Lezingen van de dag
- Dit evenement is voorbij.
Lezingen van de dag
28 mei, 2021
Vrijdag in de 4e week van Pascha
APOSTEL
Pericoop 27 (Hand 10 : 44-11:10 )
Lezing uit de Handelingen der Apostelen,
In die dagen, terwijl Petrus deze woorden nog sprak, viel de Heilige Geest op allen die het Woord hoorden. En alle gelovigen die van de besnijdenis waren, die met Petrus waren meegekomen, waren buiten zichzelf dat de gave van de Heilige Geest ook op de heidenen uitgestort werd, want zij hoorden hen in talen spreken en God verheffen. Toen antwoordde Petrus: Zou iemand deze mensen het water van de doop kunnen weigeren? Mensen die net als wij de heilige Geest hebben gekregen! En hij gaf opdracht dat zij gedoopt zouden worden in de Naam van de Heer. Toen vroegen zij hem enkele dagen bij hen te blijven. De apostelen en de broeders die in Judea waren, hoorden dat ook de heidenen het Woord van God aangenomen hadden. En toen Petrus naar Jeruzalem was gegaan, bestreden zij die van de besnijdenis waren, hem en zeiden: Gij zijt binnengegaan bij mannen die onbesneden zijn, en gij hebt met hen gegeten. Maar Petrus begon het hun in goede orde uiteen te zetten en zei: Ik was in de stad Joppe aan het bidden en zag in geestvervoering een visioen: iets daalde neer, dat leek op een groot linnen laken, dat aan de vier hoeken neergelaten werd uit de hemel, en het kwam tot dicht bij mij. En toen ik hierop mijn ogen gericht hield en het aandachtig bekeek, zag ik de viervoetige dieren van de aarde, en de wilde en de kruipende dieren, en de vogels in de lucht.
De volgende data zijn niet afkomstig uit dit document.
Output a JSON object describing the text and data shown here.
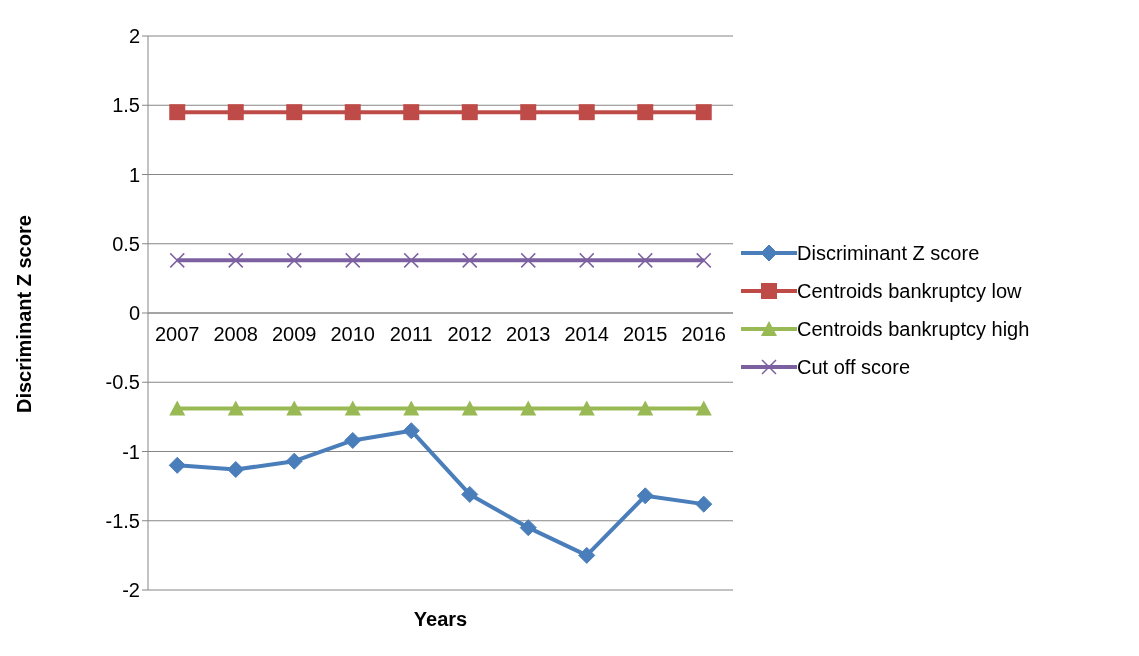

En ik hoorde een stem, die tegen mij zei: Sta op, Petrus, slacht en eet. Maar ik zei: Beslist niet, Heer, want ik heb nooit iets gegeten wat onheilig of onrein is. Maar de stem antwoordde mij voor de tweede keer uit de hemel: Wat God gereinigd heeft, moogt gij niet voor onheilig houden. Dit gebeurde tot driemaal toe; en alles werd weer opgetrokken in de hemel.
EVANGELIE
Jh pericoop 30 (Jh 8 : 21-30)
Lezing uit het Heilig Evangelie volgens Johannes,
De Heer zei tegen de Joden die bij Hem gekomen waren: ‘Ik ga heen en gij zult Mij zoeken, en in uw zonde zult gij sterven. Waar Ik heenga, kunt gij niet komen.’ De Joden zeiden daarop: ‘Hij zal toch Zichzelf niet doden, omdat Hij zegt: Waar Ik heenga, kunt gij niet komen?’ En Hij zei tegen hen: ‘Gij zijt van beneden; Ik ben van boven. Gij zijt van deze wereld; Ik ben niet van deze wereld. Ik heb u gezegd, dat gij in uw zonden zult sterven; want als gij niet gelooft, dat Ik het ben, zult gij in uw zonden sterven.’ Zij zeiden tegen Hem: ‘Wie zijt Gij?’ En Jezus zei tegen hen: ‘Wat Ik u vanaf het begin al zeg! Ik heb veel over u te zeggen en te oordelen; maar Hij, die Mij gezonden heeft, is waarachtig, en wat Ik van Hem gehoord heb, dat verkondig Ik aan de wereld.’ Zij begrepen niet, dat Hij tegen hen over de Vader sprak. Jezus zei daarop tegen hen: ‘Wanneer gij de Zoon des mensen opgeheven zult hebben, zult gij inzien, dat Ik het ben en dat Ik uit Mijzelf niets doe, maar dat Ik over die dingen spreek, zoals Mijn Vader het Mij geleerd heeft. En Hij die Mij gezonden heeft, is met Mij; de Vader heeft Mij niet alleen gelaten, want Ik doe altijd wat Hem behaagt.’ Toen Hij dit zei, geloofden velen in Hem.